In most industries, the specifications provide reasonable guidelines, but they are hardly black and white indicators of usability or acceptability of a product or service. As you approach the specifications, the usability becomes gray, and is subject to other mitigating concerns such as delivery dates and costs of replacement. This practicality is not surprising, considering the rather subjective manner in which specifications are often developed. Even in the best of worlds, when frequency distributions are applied to derive probabilistic estimates of requirements, there is uncertainty in the final result. In service industries, specifications are often similar to desirability levels: We may say we want to be seen by the doctor within 45 minutes of arrival, but we’re not likely to walk out at that moment if we think service is pending in just a few more minutes. Rather, we’ll start complaining after 30 minutes, which will build to irritability then disgust (at least for some of us).
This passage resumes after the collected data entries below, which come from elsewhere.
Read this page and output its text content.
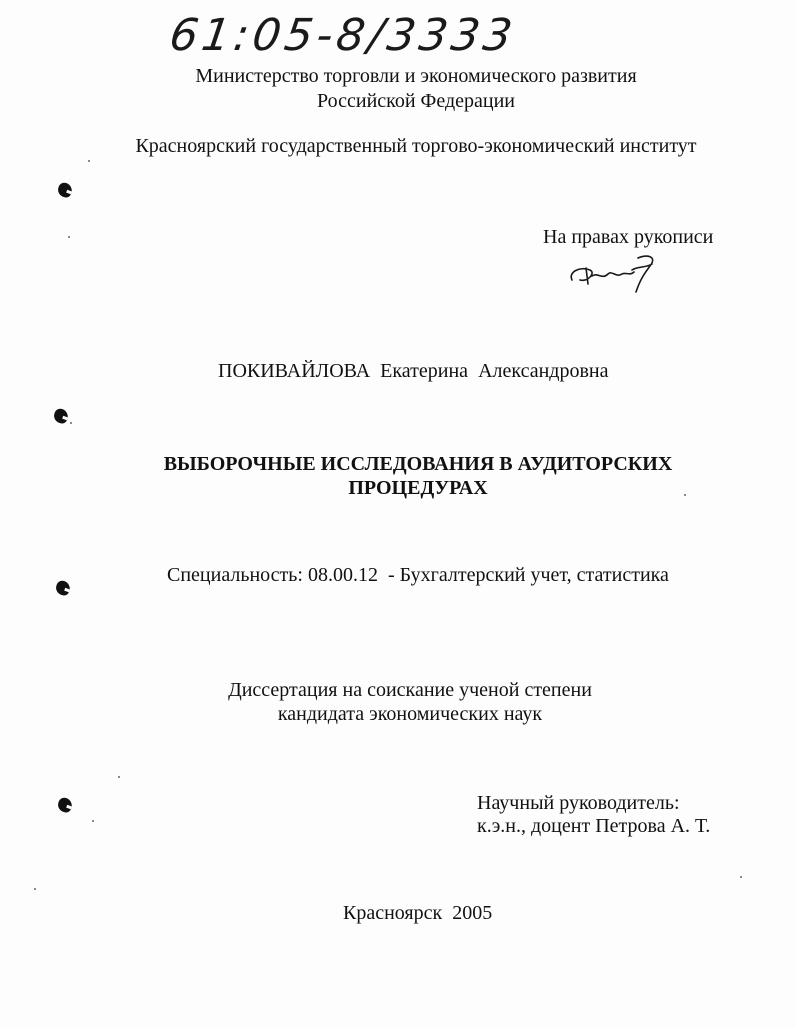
61:05-8/3333
Министерство торговли и экономического развития
Российской Федерации
Красноярский государственный торгово-экономический институт
На правах рукописи
ПОКИВАЙЛОВА Екатерина  Александровна
ВЫБОРОЧНЫЕ ИССЛЕДОВАНИЯ В АУДИТОРСКИХ
ПРОЦЕДУРАХ
Специальность: 08.00.12 - Бухгалтерский учет, статистика
Диссертация на соискание ученой степени
кандидата экономических наук
Научный руководитель:
к.э.н., доцент Петрова А. Т.
Красноярск  2005
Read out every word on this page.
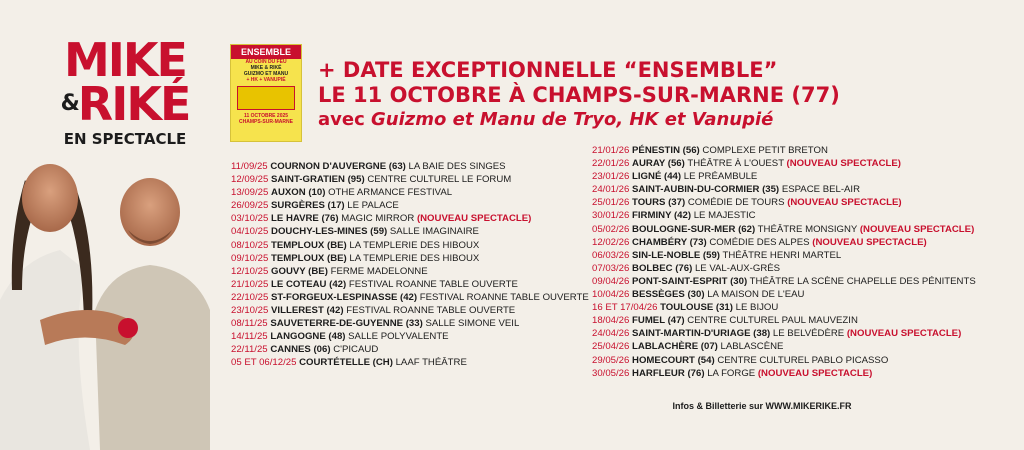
MIKE
&RIKÉ
EN SPECTACLE
ENSEMBLE
AU COIN DU FEU
MIKE & RIKÉ
GUIZMO ET MANU
+ HK + VANUPIÉ
11 OCTOBRE 2025
CHAMPS-SUR-MARNE
+ DATE EXCEPTIONNELLE “ENSEMBLE”
LE 11 OCTOBRE À CHAMPS-SUR-MARNE (77)
avec Guizmo et Manu de Tryo, HK et Vanupié
11/09/25 COURNON D'AUVERGNE (63) LA BAIE DES SINGES
12/09/25 SAINT-GRATIEN (95) CENTRE CULTUREL LE FORUM
13/09/25 AUXON (10) OTHE ARMANCE FESTIVAL
26/09/25 SURGÈRES (17) LE PALACE
03/10/25 LE HAVRE (76) MAGIC MIRROR (NOUVEAU SPECTACLE)
04/10/25 DOUCHY-LES-MINES (59) SALLE IMAGINAIRE
08/10/25 TEMPLOUX (BE) LA TEMPLERIE DES HIBOUX
09/10/25 TEMPLOUX (BE) LA TEMPLERIE DES HIBOUX
12/10/25 GOUVY (BE) FERME MADELONNE
21/10/25 LE COTEAU (42) FESTIVAL ROANNE TABLE OUVERTE
22/10/25 ST-FORGEUX-LESPINASSE (42) FESTIVAL ROANNE TABLE OUVERTE
23/10/25 VILLEREST (42) FESTIVAL ROANNE TABLE OUVERTE
08/11/25 SAUVETERRE-DE-GUYENNE (33) SALLE SIMONE VEIL
14/11/25 LANGOGNE (48) SALLE POLYVALENTE
22/11/25 CANNES (06) C'PICAUD
05 ET 06/12/25 COURTÉTELLE (CH) LAAF THÉÂTRE
21/01/26 PÉNESTIN (56) COMPLEXE PETIT BRETON
22/01/26 AURAY (56) THÉÂTRE À L'OUEST (NOUVEAU SPECTACLE)
23/01/26 LIGNÉ (44) LE PRÉAMBULE
24/01/26 SAINT-AUBIN-DU-CORMIER (35) ESPACE BEL-AIR
25/01/26 TOURS (37) COMÉDIE DE TOURS (NOUVEAU SPECTACLE)
30/01/26 FIRMINY (42) LE MAJESTIC
05/02/26 BOULOGNE-SUR-MER (62) THÉÂTRE MONSIGNY (NOUVEAU SPECTACLE)
12/02/26 CHAMBÉRY (73) COMÉDIE DES ALPES (NOUVEAU SPECTACLE)
06/03/26 SIN-LE-NOBLE (59) THÉÂTRE HENRI MARTEL
07/03/26 BOLBEC (76) LE VAL-AUX-GRÈS
09/04/26 PONT-SAINT-ESPRIT (30) THÉÂTRE LA SCÈNE CHAPELLE DES PÉNITENTS
10/04/26 BESSÈGES (30) LA MAISON DE L'EAU
16 ET 17/04/26 TOULOUSE (31) LE BIJOU
18/04/26 FUMEL (47) CENTRE CULTUREL PAUL MAUVEZIN
24/04/26 SAINT-MARTIN-D'URIAGE (38) LE BELVÉDÈRE (NOUVEAU SPECTACLE)
25/04/26 LABLACHÈRE (07) LABLASCÈNE
29/05/26 HOMECOURT (54) CENTRE CULTUREL PABLO PICASSO
30/05/26 HARFLEUR (76) LA FORGE (NOUVEAU SPECTACLE)
Infos & Billetterie sur WWW.MIKERIKE.FR
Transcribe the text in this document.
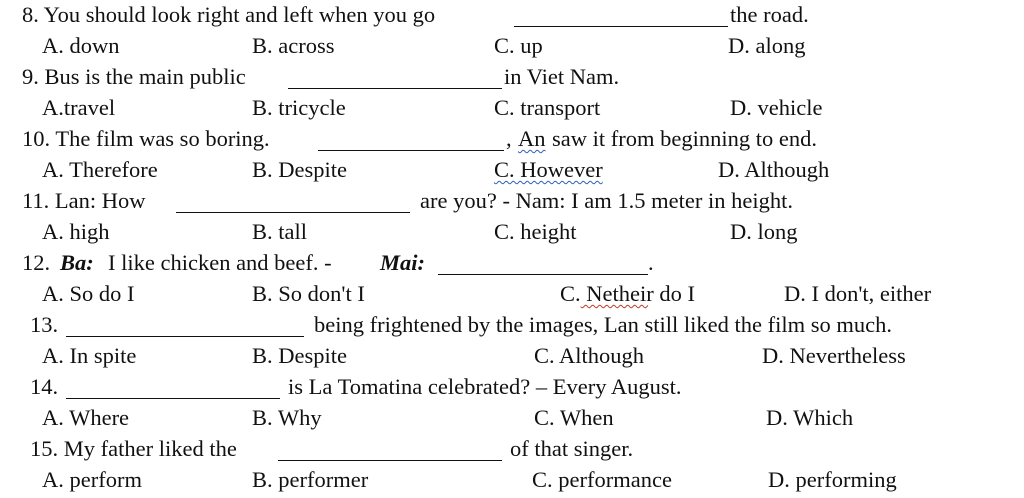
8. You should look right and left when you go	the road.
A. down	B. across	C. up	D. along
9. Bus is the main public	in Viet Nam.
A.travel	B. tricycle	C. transport	D. vehicle
10. The film was so boring.	, An saw it from beginning to end.
A. Therefore	B. Despite	C. However	D. Although
11. Lan: How	are you? - Nam: I am 1.5 meter in height.
A. high	B. tall	C. height	D. long
12. Ba: I like chicken and beef. - Mai:	.
A. So do I	B. So don't I	C. Netheir do I	D. I don't, either
13.	being frightened by the images, Lan still liked the film so much.
A. In spite	B. Despite	C. Although	D. Nevertheless
14.	is La Tomatina celebrated? – Every August.
A. Where	B. Why	C. When	D. Which
15. My father liked the	of that singer.
A. perform	B. performer	C. performance	D. performing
Taguchi (1986) expressed this notion in terms of a loss function, where the loss to society (the inverse of the customer satisfaction) is maximized at some value within the customer requirements, then minimized outside the range of acceptable values. For example, with a bilateral specification, the maximum value of the product or service may be at the midpoint between the specifi- cations. As you move in the direction of either specification limit, the value is reduced in some fashion, typically exponentially as shown in Table 5.1. For example, a five-day delivery is undesirable, but a two-day delivery is preferred over the four-day delivery.
Although the specifications provide reasonable guidelines on acceptability to the customer, they are not absolute. Tainting the data by removing the objectivity of a measured value (or choosing a somewhat subjective attribute data over a more objective measured value) represents a loss in informational content that is not warranted or desired.
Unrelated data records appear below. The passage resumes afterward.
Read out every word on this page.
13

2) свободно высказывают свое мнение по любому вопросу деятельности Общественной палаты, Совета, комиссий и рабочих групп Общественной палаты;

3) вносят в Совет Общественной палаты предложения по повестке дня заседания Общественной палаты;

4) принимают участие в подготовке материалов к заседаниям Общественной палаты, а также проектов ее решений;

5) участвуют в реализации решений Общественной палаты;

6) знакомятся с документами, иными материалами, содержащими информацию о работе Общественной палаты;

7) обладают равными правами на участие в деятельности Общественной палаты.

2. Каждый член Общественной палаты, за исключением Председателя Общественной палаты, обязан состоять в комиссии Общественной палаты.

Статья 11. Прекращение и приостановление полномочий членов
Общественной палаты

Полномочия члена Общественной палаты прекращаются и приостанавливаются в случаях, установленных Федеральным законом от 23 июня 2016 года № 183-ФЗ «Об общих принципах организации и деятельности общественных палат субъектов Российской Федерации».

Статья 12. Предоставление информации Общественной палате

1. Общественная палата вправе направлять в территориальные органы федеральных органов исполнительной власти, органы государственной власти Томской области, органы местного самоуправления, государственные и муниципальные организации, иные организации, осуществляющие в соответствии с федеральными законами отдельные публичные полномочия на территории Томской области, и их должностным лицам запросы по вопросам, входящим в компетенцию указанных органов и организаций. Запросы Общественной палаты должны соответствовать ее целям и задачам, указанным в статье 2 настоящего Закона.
Rather, the statistical value of the data improves as the resolution increases, at least until a resolution is reached that can reliably estimate the variation in the data. For a proper statistical analysis, the standard deviation must be estimated, which requires enough information (i.e., resolution) to the right of the decimal point to measure the variation. For example, using the data in the Measure A column of Table 5.1, the standard deviation is calculated as 0.548.
The data in this column has been rounded up or down, due to poor resolution of the measurement system. How accurate is this estimate of variation? The data in the Measure B and Measure C columns of the table represent two possible sets of data that, when rounded, would result in the Measure A data. In one case, the variation is overestimated by Measure A; in the other,
variation is underestimated. Note that there are many other possible data sets that would result in the same rounded data shown by Measure A, but in all cases the rounding produces an inaccurate result. These inaccuracies would increase the probabilities of rejecting when the hypothesis is true, false alarm, or accepting when the hypothesis is false, failure to detect, errors. Practically, the value of the improved estimates must be balanced with the cost of the increased data resolution.